In Nigeria, one of the abducted Dapchi schoolgirls, who is still in captivity, Leah Sharibu, has pleaded to President Muhammadu Buhari to facilitate her rescue. The development came months after the Nigerian government dismissed an insinuation that it had abandoned negotiations for the rescue of the lone Christian girl abducted by the Boko Haram terrorists. The government admitted, however, that efforts to secure Leah’s release by the insurgents had been tortuous and complicated.
The poor teenager has been in Boko Haram captivity since last February, when she and 111 other girls were abducted from Government Girls’ Science and Technical College, Dapchi, Yobe State. When others were released following the government’s negotiation with the abductors, Leah was denied freedom for allegedly refusing to denounce her Christian faith.

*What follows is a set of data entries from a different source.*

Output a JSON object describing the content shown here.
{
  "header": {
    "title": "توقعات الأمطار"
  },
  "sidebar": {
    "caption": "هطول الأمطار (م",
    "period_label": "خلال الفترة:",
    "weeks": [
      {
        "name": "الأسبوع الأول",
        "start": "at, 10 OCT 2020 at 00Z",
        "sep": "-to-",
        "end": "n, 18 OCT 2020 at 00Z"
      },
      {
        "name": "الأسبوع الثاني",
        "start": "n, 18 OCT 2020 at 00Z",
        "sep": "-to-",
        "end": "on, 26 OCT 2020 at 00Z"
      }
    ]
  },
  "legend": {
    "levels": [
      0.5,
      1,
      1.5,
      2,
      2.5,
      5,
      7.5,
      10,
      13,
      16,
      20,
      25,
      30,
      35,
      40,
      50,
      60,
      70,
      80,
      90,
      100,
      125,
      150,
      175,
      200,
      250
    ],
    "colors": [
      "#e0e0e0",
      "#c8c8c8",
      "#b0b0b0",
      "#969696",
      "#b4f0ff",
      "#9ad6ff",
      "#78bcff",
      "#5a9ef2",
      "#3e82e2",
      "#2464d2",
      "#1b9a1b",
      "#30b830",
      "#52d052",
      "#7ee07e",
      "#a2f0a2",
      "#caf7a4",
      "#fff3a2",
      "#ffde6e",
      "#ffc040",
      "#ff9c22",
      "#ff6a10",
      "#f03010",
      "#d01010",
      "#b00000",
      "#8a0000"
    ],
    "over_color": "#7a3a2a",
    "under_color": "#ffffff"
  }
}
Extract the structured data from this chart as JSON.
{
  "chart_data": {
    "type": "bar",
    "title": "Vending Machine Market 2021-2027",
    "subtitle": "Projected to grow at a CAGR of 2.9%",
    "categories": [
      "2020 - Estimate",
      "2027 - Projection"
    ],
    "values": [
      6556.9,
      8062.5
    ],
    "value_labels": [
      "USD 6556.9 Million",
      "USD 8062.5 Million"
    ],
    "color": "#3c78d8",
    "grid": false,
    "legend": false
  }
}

Last May, the Minister of Information and Culture, Lai Mohammed, while fielding questions from reporters over the fate of the schoolgirl, described negotiation with insurgents all over the world as always a tortuous exercise because it is usually handled indirectly.
He assured that the government had not given up the effort to secure Leah’s release. Lai Mohamed and Lawal Daura, the former Director-General of the Department of State Services (DSS), had declared that the release of Leah and the remaining Chibok girls was part of a wider ceasefire talks which the Buhari administration was holding with the insurgents.
Yet the same government denied that it had paid any ransom for the release of the school girls. It will be recalled that some foreign media which had been keeping tab on the issue reported that the federal government paid huge amount to Boko Haram leaders to secure the release of the Dapchi school girls. The Nigerian authorities have continued to deny the insinuation.